Peter Richards: "We're a gallery, this is our 10th year. We've developed a commitment to profiling high-quality contemporary art in Northern Ireland, relating that somehow to activities and engaging with the local communities."
Deirdre McKenna: "It's open to everybody, it's free, the exhibitions, the gallery space is free. It's good place to meet and talk with your friends, or just have a look and spend some time doing something that doesn't cost a lot of money."
Peter Richards: "The outreach projects are ongoing. We have a staff of four, and two are committed to that task. But we also try and program annually so as to include elements which will have a strong relationship to issues that are happening in the community anyway."
Deirdre McKenna: "We were originally set up in North Belfast, and it's part of the city which has seen a lot of trouble during the conflict here. Our whole agenda for our outreach is to get non-traditional art audiences interested in art, but we want to be responsive to what it is they would like to do creatively."
Ruth Graham: "Recently we've been trying to work with projects that look at interface walls and how the arts can engage with interface walls."

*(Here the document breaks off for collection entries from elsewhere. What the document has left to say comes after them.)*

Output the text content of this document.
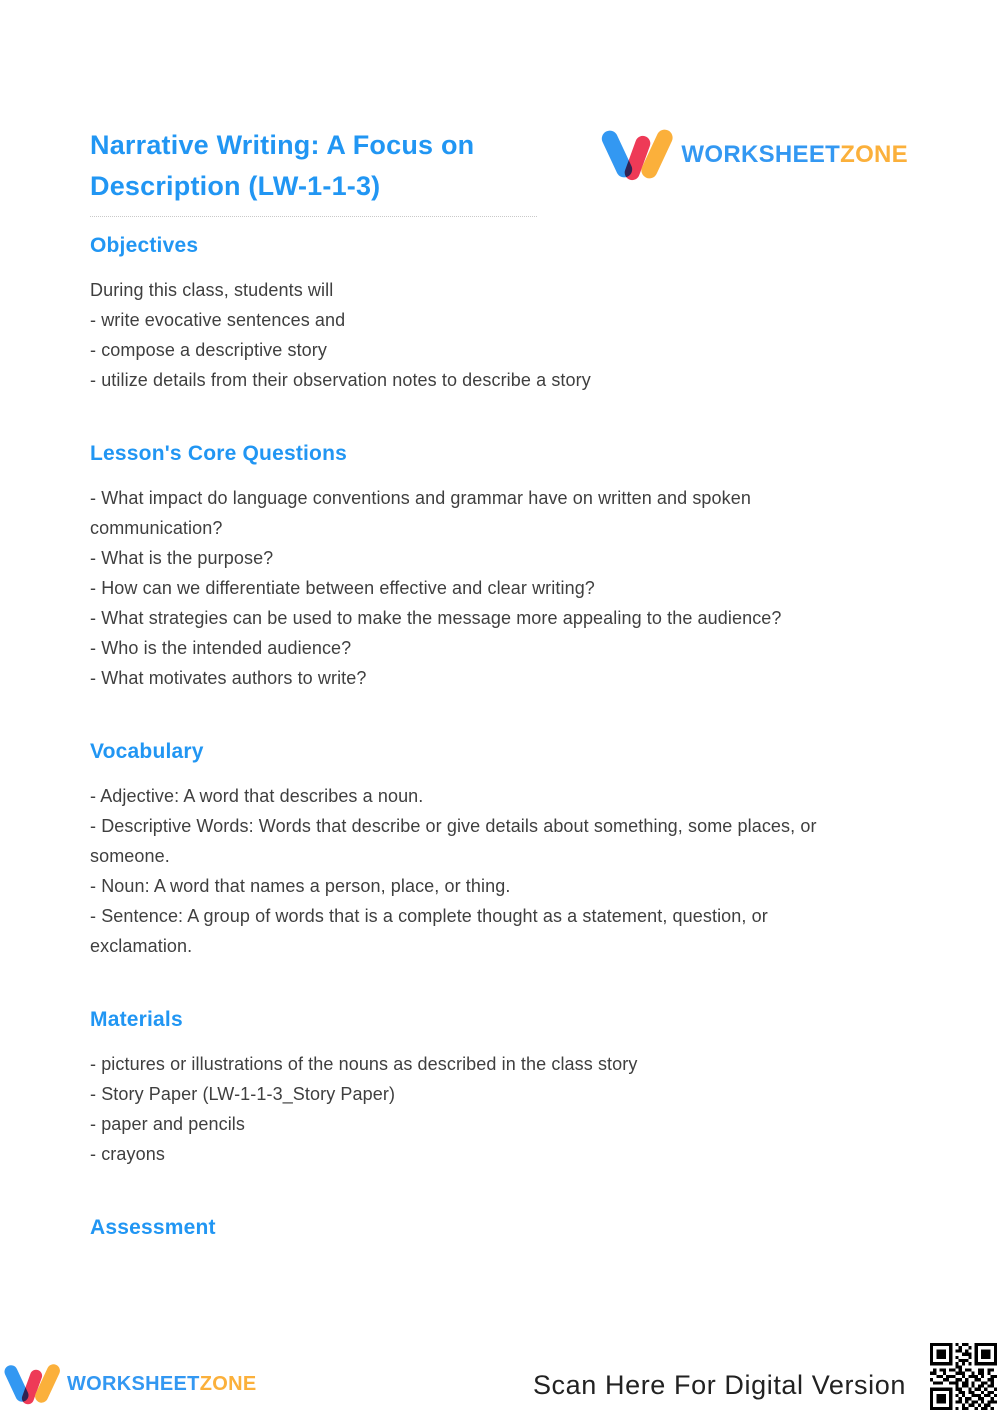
Narrative Writing: A Focus on Description (LW-1-1-3)
WORKSHEETZONE
Objectives

During this class, students will

- write evocative sentences and

- compose a descriptive story

- utilize details from their observation notes to describe a story

Lesson's Core Questions

- What impact do language conventions and grammar have on written and spoken

communication?

- What is the purpose?

- How can we differentiate between effective and clear writing?

- What strategies can be used to make the message more appealing to the audience?

- Who is the intended audience?

- What motivates authors to write?

Vocabulary

- Adjective: A word that describes a noun.

- Descriptive Words: Words that describe or give details about something, some places, or

someone.

- Noun: A word that names a person, place, or thing.

- Sentence: A group of words that is a complete thought as a statement, question, or

exclamation.

Materials

- pictures or illustrations of the nouns as described in the class story

- Story Paper (LW-1-1-3_Story Paper)

- paper and pencils

- crayons

Assessment
WORKSHEETZONE	Scan Here For Digital Version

Deirdre McKenna: "One street here is Republican and Irish and Nationalist, and on the other side you've got Unionists or Loyalist or Protestant British identity kind of communities, so they're areas for conflict. In Belfast you'll find a lot of peace lines. It's not unlike the peace line that's been built in Israel. Some people call them interfaces."
Ruth Graham: There's a whole lot of debate about that, and we were trying to start off involving the community in the debate about interface walls, whether they can be used as art sites. At the moment it's very mixed, but we're just trying to explore that at the moment, basically."
Deirdre McKenna: "Some of the projects that we do are cross-community, so we would work with children who come from hardcore Loyalist areas and hardcore Republican areas and get them to come together and work in the gallery, or in Flax Art, and develop projects together. And it's good because it makes that connection on a human level, and it's great because you see friendships and romances and interests blossoming between people, and just the common interests of being a young person living in Belfast today."
Peter Richards: "From the very beginnings of the gallery, it always seemed important that we engage with the local community and we don't just be this gallery in the middle of nowhere where an art audience travels to. We actually try to become relevant to the communities which surround us, become something they can dip into if they want to."